This invention relates to optical connectors and, more particularly, to optical plugs that include electrical connectors.
The growth in optical communications has been fueled by the extraordinary bandwidth that is available on optical fiber. Such bandwidth enables thousands of telephone conversations and television channels to be transmitted simultaneously over a hair-thin fiber that is made from a high-quality glass material. Nevertheless, bandwidth alone cannot satisfy some very simple needs that are easily handled by electrical cables. For example, electrical signals are the only practical way to interact with the existing communications infrastructure (e.g., standard telephone equipment) or even to operate a simple indicator lamp. And so it seems likely that the most desirable cables will combine electrical wires and optical fibers to enable designers to take maximum advantage of the strengths of each media. And while hybrid (i.e., electrical/optical) cables exist, hardware for connecting such cables to other communication equipment is presently too large, too costly or too cumbersome.

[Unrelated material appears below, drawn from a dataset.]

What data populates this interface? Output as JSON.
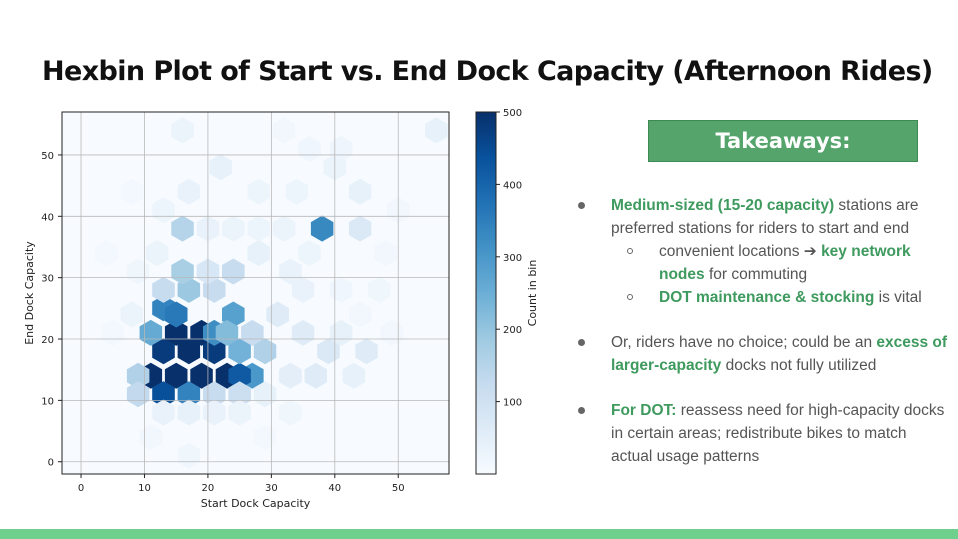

For example, patch panels are used to interconnect specific customers and equipment to other specific customers and equipment, and it is imperative that the interconnections be made accurately. One system is shown in U.S. Pat. No. 5,394,503, which discloses an optical fiber patch cable having end connectors that are arranged to operatively connect with patch panel couplings. Each patch cable includes one or more optical fibers and one or more electrical conductors. However, these end connectors and couplings are relatively bulky with large cross-section areas, each having many individual parts that do not yield to machine assembly. Consequently, they are neither space nor cost effective. Space is at a premium in such patch panels and an optical/electrical connector arrangement having a small footprint (i.e., cross-section area) is desirable, as is the ability to easily insert and remove closely spaced connectors in the patch panel.
Other hybrid connectors are known in the art and shown in: U.S. Pat. No. 5,109,452; U.S. Pat. No. 5,159,651; U.S. Pat. No. 5,473,715, and U.S. Pat. No. 5,745,622. However, none of these connectors provides the desired cost and space effectiveness. Some connectors have multiple latches while others require twisting, which means that additional separation between connectors is required so that an installer""s fingers can be positioned on both sides of the connector during installation and removal.

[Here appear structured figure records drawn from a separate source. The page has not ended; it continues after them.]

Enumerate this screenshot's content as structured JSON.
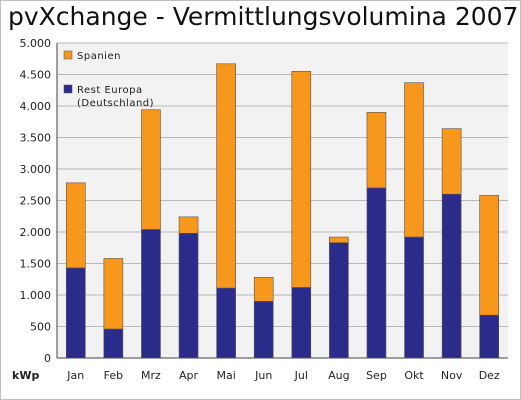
{
  "chart_data": {
    "type": "bar",
    "stacked": true,
    "title": "pvXchange - Vermittlungsvolumina 2007",
    "ylabel": "kWp",
    "xlabel": "",
    "ylim": [
      0,
      5000
    ],
    "yticks": [
      0,
      500,
      1000,
      1500,
      2000,
      2500,
      3000,
      3500,
      4000,
      4500,
      5000
    ],
    "ytick_labels": [
      "0",
      "500",
      "1.000",
      "1.500",
      "2.000",
      "2.500",
      "3.000",
      "3.500",
      "4.000",
      "4.500",
      "5.000"
    ],
    "grid": true,
    "legend_position": "top-left",
    "categories": [
      "Jan",
      "Feb",
      "Mrz",
      "Apr",
      "Mai",
      "Jun",
      "Jul",
      "Aug",
      "Sep",
      "Okt",
      "Nov",
      "Dez"
    ],
    "series": [
      {
        "name": "Rest Europa\n(Deutschland)",
        "color": "#2b2b8c",
        "values": [
          1430,
          460,
          2040,
          1980,
          1110,
          900,
          1120,
          1830,
          2700,
          1920,
          2600,
          680
        ]
      },
      {
        "name": "Spanien",
        "color": "#f7981d",
        "values": [
          1350,
          1120,
          1900,
          260,
          3560,
          380,
          3430,
          90,
          1200,
          2450,
          1040,
          1900
        ]
      }
    ]
  }
}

Another deficiency associated with many known plug connectors is that it takes too much effort to align the connector during installation because both electrical and optical connections need to be simultaneously engaged. This is the natural result of attempting to align a large number of connections at the same time.
Accordingly, what is desired is an optical/electrical plug connector that can be easily installed into a receptacle without significant alignment effort. Additionally, it is desirable that the optical/electrical plug connector have a relatively small cross-section area, a reduced number of parts, and the ability to easily install or remove from a densely packed patch panel.
The above-described deficiencies are overcome by an optical/electrical plug connector for terminating g optical and electrical transmission media. The plug connector includes a dielectric housing that encloses a fiber-holding apparatus, which supports an optical fiber that extends through a front opening in the housing. The plug connector further includes a back opening in the housing for receiving the optical fiber. A single cantilever latch is mounted on a top-side of the housing with its fixed end positioned toward the front opening and its free end extending toward the back opening. The latch is adapted to engage an associated receptacle in a locking relationship. A conductor-holding apparatus is positioned on a bottom side of the housing that is adapted to receive a number of insulated electrical conductors. The conductor-holding apparatus includes an equal number of metallic blade terminals that extend into the bottom side of the housing, pierce the insulation of the electrical conductors, and make electrical contact therewith.
In a preferred embodiment of the invention, the plug connector is designed to terminate one optical fiber and four insulated electrical conductors. Illustratively, the optical fiber may be glass or plastic. In the preferred embodiment, the optical fiber and the electrical conductors are contained within a single cable.
The optical/electrical plug connector of the present invention is suitable for high density panel mounting because the latch is positioned on the top side of the housing and the electrical connection apparatus is positioned on its bottom side. Such construction permits the left and right sides of the plug connector to be unencumbered by latching mechanisms. Indeed, because only minimum space is required on the lateral sides, jack structures having closely spaced (side-by-side) receptacles can be used in high-density applications.
Moreover, the plug connector of the present invention includes an optical plug portion that is designed to enter the associated jack receptacle before the electrical plug portion of the connector is engaged. In the preferred embodiment of the invention, the metallic blade terminals of the electrical plug portion are located at about the midpoint of the housing, although satisfactory alignment is achieved with only about twenty (20) percent of housing inserted in the jack receptacle before electrical contact is made. At this point, the optical plug portion of the connector is already providing meaningful assistance in the alignment of the electrical plug portion.